Enjeux de sens versus enjeux socio-économiques

« Alors que #MeToo et le climat pointent des enjeux de sens – en Belgique, l’aspect économique n’est pas prioritaire en matière de climat –, les gilets jaunes s’attaquent à des enjeux clairement socio-économiques pour des groupes sociaux soit défavorisés, soit appartenant à la part inférieure de la classe moyenne.
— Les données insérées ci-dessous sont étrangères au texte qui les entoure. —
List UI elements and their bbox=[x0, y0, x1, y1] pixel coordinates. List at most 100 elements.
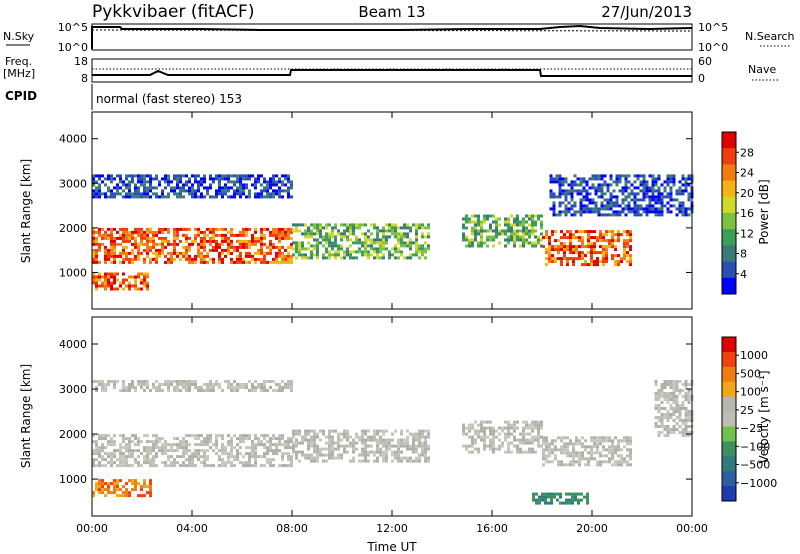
velocity-colorbar-tick: −500 bbox=[740, 459, 770, 472]
velocity-colorbar-swatch bbox=[722, 456, 736, 472]
power-colorbar: 28 24 20 16 12 8 4 bbox=[721, 131, 754, 295]
power-colorbar-swatch bbox=[722, 261, 736, 279]
velocity-x-axis: 00:00 04:00 08:00 12:00 16:00 20:00 00:00 bbox=[76, 317, 708, 535]
power-colorbar-tick: 24 bbox=[740, 167, 754, 180]
nsearch-trace bbox=[91, 29, 693, 32]
velocity-colorbar-swatch bbox=[722, 396, 736, 412]
power-colorbar-tick: 20 bbox=[740, 187, 754, 200]
power-colorbar-swatch bbox=[722, 196, 736, 214]
beam-title: Beam 13 bbox=[358, 3, 425, 21]
velocity-colorbar-tick: 100 bbox=[740, 386, 761, 399]
velocity-colorbar-tick: 25 bbox=[740, 404, 754, 417]
velocity-ytick-label: 3000 bbox=[59, 383, 87, 396]
power-colorbar-tick: 8 bbox=[740, 248, 747, 261]
power-echo-band bbox=[92, 174, 293, 199]
power-colorbar-tick: 4 bbox=[740, 268, 747, 281]
velocity-ylabel: Slant Range [km] bbox=[19, 364, 33, 468]
time-tick-label: 04:00 bbox=[176, 522, 208, 535]
time-tick-label: 12:00 bbox=[376, 522, 408, 535]
nave-tick-top: 60 bbox=[698, 55, 712, 68]
velocity-echo-band bbox=[92, 479, 152, 498]
power-colorbar-swatch bbox=[722, 229, 736, 246]
nsearch-label: N.Search bbox=[745, 30, 795, 43]
velocity-ytick-label: 1000 bbox=[59, 473, 87, 486]
power-echo-band bbox=[92, 272, 149, 291]
time-xlabel: Time UT bbox=[366, 540, 417, 554]
power-colorbar-swatch bbox=[722, 132, 736, 149]
velocity-colorbar-tick: −25 bbox=[740, 422, 763, 435]
nsky-trace bbox=[91, 24, 693, 49]
cpid-value: normal (fast stereo) 153 bbox=[96, 92, 242, 106]
power-echo-band bbox=[462, 214, 543, 248]
velocity-colorbar-tick: 1000 bbox=[740, 349, 768, 362]
time-tick-label: 16:00 bbox=[476, 522, 508, 535]
velocity-colorbar-swatch bbox=[722, 337, 736, 353]
nave-label: Nave bbox=[748, 63, 776, 76]
time-tick-label: 00:00 bbox=[676, 522, 708, 535]
nave-tick-bottom: 0 bbox=[698, 72, 705, 85]
velocity-echo-band bbox=[292, 429, 430, 463]
power-ytick-label: 1000 bbox=[59, 266, 87, 279]
velocity-colorbar-swatch bbox=[722, 471, 736, 487]
power-ylabel: Slant Range [km] bbox=[19, 159, 33, 263]
power-x-ticks bbox=[91, 112, 693, 309]
power-ytick-label: 2000 bbox=[59, 222, 87, 235]
velocity-colorbar-swatch bbox=[722, 381, 736, 398]
power-colorbar-label: Power [dB] bbox=[757, 179, 771, 244]
velocity-ytick-label: 2000 bbox=[59, 428, 87, 441]
power-echo-band bbox=[542, 230, 632, 267]
power-colorbar-tick: 28 bbox=[740, 146, 754, 159]
velocity-colorbar-tick: −100 bbox=[740, 440, 770, 453]
velocity-colorbar-tick: −1000 bbox=[740, 477, 777, 490]
nsearch-tick-top: 10^5 bbox=[698, 21, 728, 34]
velocity-colorbar-swatch bbox=[722, 366, 736, 383]
nsky-tick-bottom: 10^0 bbox=[58, 41, 88, 54]
power-y-axis: 1000 2000 3000 4000 bbox=[59, 133, 692, 279]
velocity-colorbar-swatch bbox=[722, 486, 736, 502]
nsearch-tick-bottom: 10^0 bbox=[698, 41, 728, 54]
power-colorbar-swatch bbox=[722, 277, 736, 295]
velocity-colorbar-label: Velocity [m s⁻¹] bbox=[757, 370, 771, 463]
velocity-echo-band bbox=[542, 436, 632, 467]
velocity-y-axis: 1000 2000 3000 4000 bbox=[59, 338, 692, 486]
nsky-panel: N.Sky 10^5 10^0 10^5 10^0 N.Search bbox=[3, 21, 795, 54]
power-colorbar-tick: 12 bbox=[740, 227, 754, 240]
velocity-echo-band bbox=[92, 380, 293, 392]
freq-tick-bottom: 8 bbox=[81, 72, 88, 85]
power-ytick-label: 4000 bbox=[59, 133, 87, 146]
time-tick-label: 00:00 bbox=[76, 522, 108, 535]
velocity-colorbar-swatch bbox=[722, 426, 736, 442]
power-ytick-label: 3000 bbox=[59, 177, 87, 190]
velocity-echo-band bbox=[92, 434, 293, 468]
power-panel: 1000 2000 3000 4000 Slant Range [km] bbox=[19, 111, 694, 310]
velocity-echo-band bbox=[532, 492, 589, 505]
power-colorbar-swatch bbox=[722, 148, 736, 165]
station-title: Pykkvibaer (fitACF) bbox=[92, 2, 254, 22]
nave-trace bbox=[92, 69, 692, 77]
freq-panel: Freq. [MHz] 18 8 60 0 Nave bbox=[3, 55, 780, 85]
freq-label: Freq. bbox=[5, 55, 32, 68]
time-tick-label: 08:00 bbox=[276, 522, 308, 535]
nsky-label: N.Sky bbox=[3, 30, 35, 43]
velocity-colorbar-swatch bbox=[722, 411, 736, 427]
velocity-ytick-label: 4000 bbox=[59, 338, 87, 351]
power-colorbar-tick: 16 bbox=[740, 207, 754, 220]
velocity-colorbar-swatch bbox=[722, 441, 736, 457]
velocity-colorbar: 1000 500 100 25 −25 −100 −500 −1000 bbox=[721, 336, 777, 502]
power-colorbar-swatch bbox=[722, 245, 736, 263]
power-echo-band bbox=[292, 223, 430, 260]
date-title: 27/Jun/2013 bbox=[601, 3, 692, 21]
time-tick-label: 20:00 bbox=[576, 522, 608, 535]
cpid-label: CPID bbox=[5, 89, 37, 103]
power-colorbar-swatch bbox=[722, 164, 736, 182]
power-echoes bbox=[92, 174, 694, 291]
freq-unit: [MHz] bbox=[3, 67, 35, 80]
power-colorbar-swatch bbox=[722, 213, 736, 230]
nsky-tick-top: 10^5 bbox=[58, 21, 88, 34]
velocity-panel: 1000 2000 3000 4000 00:00 04:00 08:00 12:00 16:… bbox=[19, 316, 708, 554]
power-colorbar-swatch bbox=[722, 180, 736, 198]
power-echo-band bbox=[549, 174, 694, 217]
power-echo-band bbox=[92, 227, 293, 264]
freq-tick-top: 18 bbox=[74, 55, 88, 68]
En Belgique, c’est la ‘Wallonie du charbon’ avec des zones économiques qui restent moins prospères et, dans le chef des gilets jaunes, une demande de redistribution des richesses et une certaine défiance vis-à-vis des élites et du système. »

Pour Benoît Rihoux, le fil rouge de ces mouvements est la globalisation et les clivages qu’elle fait émerger : est-ce bon ou pas sur le plan culturel et économique ? Détruit-elle ou crée-t-elle de l’emploi ou les deux à la fois ? « Elle a en tout cas créé de nouvelles polarités dans la société, ce qui met les partis classiques en difficulté. Autant le PS, le MR ou le cdH peuvent se positionner avec un discours fondé sur les enjeux socio-économiques, autant ils sont mal pris sur les grands enjeux culturels qui ne les ont pas structurés. » Cela engendre d’ailleurs des tensions au sein des partis entre ‘progressistes’ et ‘conservateurs’. C’est différent pour Écolo et Groen qui se sont constitués autour de ces enjeux, même s’ils n’en sont pas les propriétaires uniques. « En science politique, on parle d’Issue ownership, la propriété des enjeux. Chaque parti ‘possède’ un enjeu – le nationalisme, la défense des ouvriers, celle des indépendants, ou encore l’environnement et la qualité de la vie – et c’est ainsi que c’est largement perçu par les citoyens/électeurs. Dès lors, même si tous les partis essaient d’être crédibles sur tous les sujets, ‘on vote plus pour l’original que pour la copie’. »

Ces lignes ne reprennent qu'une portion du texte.